I know that for $p(X) \in \mathbb{R} [X]$, $a$ is a zero of $p(X) \iff (X-a)|p(X)$. But what would the statement be for $p(X) \in \mathbb{R}[X,Y]$?
This question comes from an example in my textbook:
Let $I=(X+Y,X^2+1)\subset \mathbb{R}[X,Y]$. Consider the homomorphism $\phi: \mathbb{R}[X,Y] \to \mathbb{C}$ defined by $\phi: p(X,Y) \mapsto p(i,-i)$. We claim that $\ker(\phi)=(X+Y,X^2+1).$ Let $p(X) \in \ker(\phi)$. Then $p(i,-i)=0$. This implies that the polynomial $p(X,-X)$ evaluated at $X=i$ is zero and so $p(X,-X)$ is divisible by $X^2+1$. Furthermore, $p(X,Y)-p(X,-X)$ is divisible by $Y-(-X)=Y+X \in \mathbb{R}[X,Y]$
The part in bold is what is confusing to me.

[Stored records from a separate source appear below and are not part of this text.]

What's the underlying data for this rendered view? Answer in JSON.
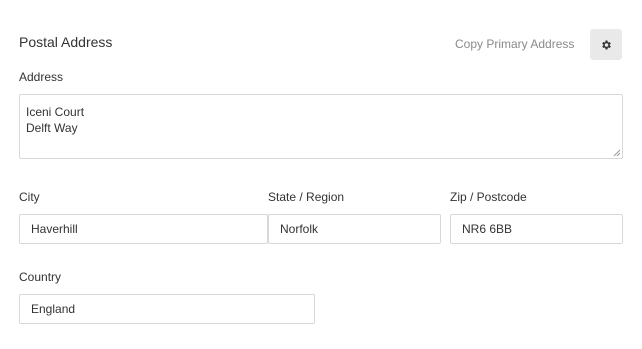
{
  "section": {
    "title": "Postal Address",
    "copy_link": "Copy Primary Address",
    "settings_icon": "gear-icon"
  },
  "address": {
    "label": "Address",
    "line1": "Iceni Court",
    "line2": "Delft Way"
  },
  "city": {
    "label": "City",
    "value": "Haverhill"
  },
  "region": {
    "label": "State / Region",
    "value": "Norfolk"
  },
  "zip": {
    "label": "Zip / Postcode",
    "value": "NR6 6BB"
  },
  "country": {
    "label": "Country",
    "value": "England"
  }
}
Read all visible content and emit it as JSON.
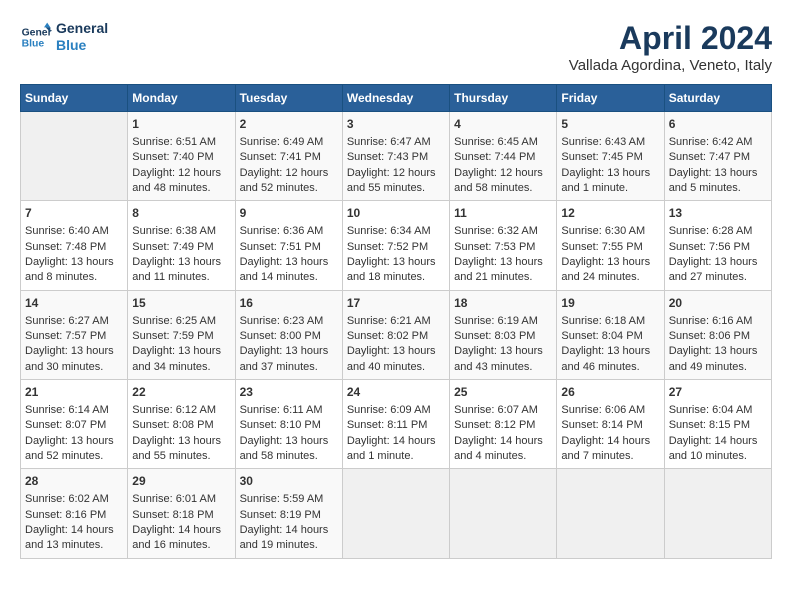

For the first part, of course $p(X,-X)$ is a polynomial in $\mathbb{R}[X]$ and we know that if $z$ is a complex root, then so is the conjugate $\overline{z}$. So $(X-i)$ and $(X+i)$ both divide $p(X,-X)$ and thus so does $(X-i)(X+i)=X^2+1$.
For the second part, think of $p(X,Y)-p(X,-X)$ as a polynomial in $Y$ with coefficients in $\mathbb{R}[X]$. The important thing is that your first paragraph is still true if $\mathbb{R}$ replaced by $\mathbb{R}[X]$ (or indeed any commutative ring with $1$). So since $-X$ is trivially a root of $p(X,Y)-p(X,-X)$, we must have that $Y-(-X)=Y+X$ divides it.